From David Ratcliffe
Our stakeholders have a variety of backgrounds and views. Many offer suggestions on how to make our company better. Balancing things out takes common sense. Making it all work requires innovation.
Common sense tells us reliable and affordable electricity is imperative. Innovation helps us produce that electricity while conserving resources, being a good corporate citizen, and continuing to lower our impact on the environment.
Innovation at Southern Company is particularly evident in three areas: energy efficiency, renewable energy, and environmental technology research.
Our energy efficiency initiatives have already been successful in cutting the need to add more plants by 3,000 megawatts. EarthCents offers many new and standing energy efficiency programs to save customers money.
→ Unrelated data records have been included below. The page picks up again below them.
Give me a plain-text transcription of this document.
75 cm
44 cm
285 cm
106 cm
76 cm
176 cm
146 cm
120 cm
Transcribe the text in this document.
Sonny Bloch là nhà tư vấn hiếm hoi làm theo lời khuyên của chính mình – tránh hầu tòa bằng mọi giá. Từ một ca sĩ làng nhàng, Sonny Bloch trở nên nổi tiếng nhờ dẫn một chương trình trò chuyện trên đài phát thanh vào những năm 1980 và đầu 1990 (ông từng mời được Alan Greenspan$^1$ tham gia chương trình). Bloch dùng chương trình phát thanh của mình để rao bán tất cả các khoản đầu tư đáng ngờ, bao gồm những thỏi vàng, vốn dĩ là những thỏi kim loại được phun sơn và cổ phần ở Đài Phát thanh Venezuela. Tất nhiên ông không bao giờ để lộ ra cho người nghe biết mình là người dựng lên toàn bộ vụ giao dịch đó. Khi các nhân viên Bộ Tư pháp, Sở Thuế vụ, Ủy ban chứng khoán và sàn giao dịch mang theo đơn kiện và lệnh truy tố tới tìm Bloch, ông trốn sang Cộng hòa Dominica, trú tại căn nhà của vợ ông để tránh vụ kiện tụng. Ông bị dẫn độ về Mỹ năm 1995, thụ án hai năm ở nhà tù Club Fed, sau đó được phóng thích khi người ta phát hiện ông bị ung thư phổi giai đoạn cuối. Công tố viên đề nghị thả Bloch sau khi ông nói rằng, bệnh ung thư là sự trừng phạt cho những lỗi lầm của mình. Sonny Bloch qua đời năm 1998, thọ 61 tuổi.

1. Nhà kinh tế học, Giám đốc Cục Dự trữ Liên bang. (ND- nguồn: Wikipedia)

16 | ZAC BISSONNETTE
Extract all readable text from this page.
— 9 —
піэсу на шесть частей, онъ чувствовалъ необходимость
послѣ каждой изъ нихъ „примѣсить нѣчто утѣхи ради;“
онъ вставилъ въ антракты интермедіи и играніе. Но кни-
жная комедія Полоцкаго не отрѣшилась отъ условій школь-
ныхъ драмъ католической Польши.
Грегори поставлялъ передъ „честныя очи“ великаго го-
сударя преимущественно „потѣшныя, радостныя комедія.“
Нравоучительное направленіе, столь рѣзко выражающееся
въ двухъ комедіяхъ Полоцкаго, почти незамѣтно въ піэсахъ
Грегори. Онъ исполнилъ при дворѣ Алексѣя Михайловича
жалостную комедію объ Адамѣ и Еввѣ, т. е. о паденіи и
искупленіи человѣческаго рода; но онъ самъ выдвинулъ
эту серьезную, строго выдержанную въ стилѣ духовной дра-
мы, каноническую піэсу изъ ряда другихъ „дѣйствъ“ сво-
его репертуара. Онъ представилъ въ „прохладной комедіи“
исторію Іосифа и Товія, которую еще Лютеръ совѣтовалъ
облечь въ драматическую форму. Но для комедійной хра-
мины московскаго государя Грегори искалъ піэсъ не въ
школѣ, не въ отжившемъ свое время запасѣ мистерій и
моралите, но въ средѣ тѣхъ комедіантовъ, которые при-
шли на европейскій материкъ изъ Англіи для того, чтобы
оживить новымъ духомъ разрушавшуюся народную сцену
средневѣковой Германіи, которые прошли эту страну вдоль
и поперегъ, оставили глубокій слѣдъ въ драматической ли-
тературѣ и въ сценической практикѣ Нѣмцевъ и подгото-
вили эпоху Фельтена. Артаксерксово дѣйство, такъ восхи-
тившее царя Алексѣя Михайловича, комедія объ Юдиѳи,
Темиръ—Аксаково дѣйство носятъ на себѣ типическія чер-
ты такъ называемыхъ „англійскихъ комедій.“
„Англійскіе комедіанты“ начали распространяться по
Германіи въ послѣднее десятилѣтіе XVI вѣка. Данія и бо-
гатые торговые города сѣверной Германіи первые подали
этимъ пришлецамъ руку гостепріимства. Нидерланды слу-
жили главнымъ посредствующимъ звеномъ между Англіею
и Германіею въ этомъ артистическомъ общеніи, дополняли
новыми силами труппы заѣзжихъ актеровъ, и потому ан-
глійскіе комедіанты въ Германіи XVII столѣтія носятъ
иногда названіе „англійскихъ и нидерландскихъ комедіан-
And Smart Meters offer the potential to move consumption to off-peak hours to take advantage of lower rates.On the renewable front, we've applied to convert coal-fueled Plant Mitchell to one of the nation's largest renewable wood-biomass facilities. We've co-fired switchgrass with coal since 2001, opening the way for the increased use of biofuel. And now, in Alabama, we are exploring, with the federal government, woody biomass as a fuel for electricity.
We also offer alternative energy sourced from landfill gas to customers in Georgia. We encourage the development of lower-speed and more hurricane-tolerant wind turbine designs to take advantage of coastal winds, consistent with our study with Georgia Tech on off-shore wind potential. And we're testing photovoltaic solar panels on the Georgia Power rooftop.
In environmental technology research, innovation extends to clean coal and carbon sequestration technology under development in the National Carbon Capture Center, carbon storage testing going on now at our Plant Daniel in Mississippi, and advanced coal generation also in Mississippi.
These actions balance reliable, affordable electricity generation and find new ways for resource conservation, emission reduction, and citizenship.
You can help, too. We don't have all the answers; we encourage your suggestions and comments. I also urge you to practice sound energy conservation measures, educate yourself on energy issues, and support green energy initiatives where you can. With all our stakeholders, I think we can improve our performance every year.
On behalf of the employees across Southern Company, I thank you for your interest in our work and welcome your questions and suggestions.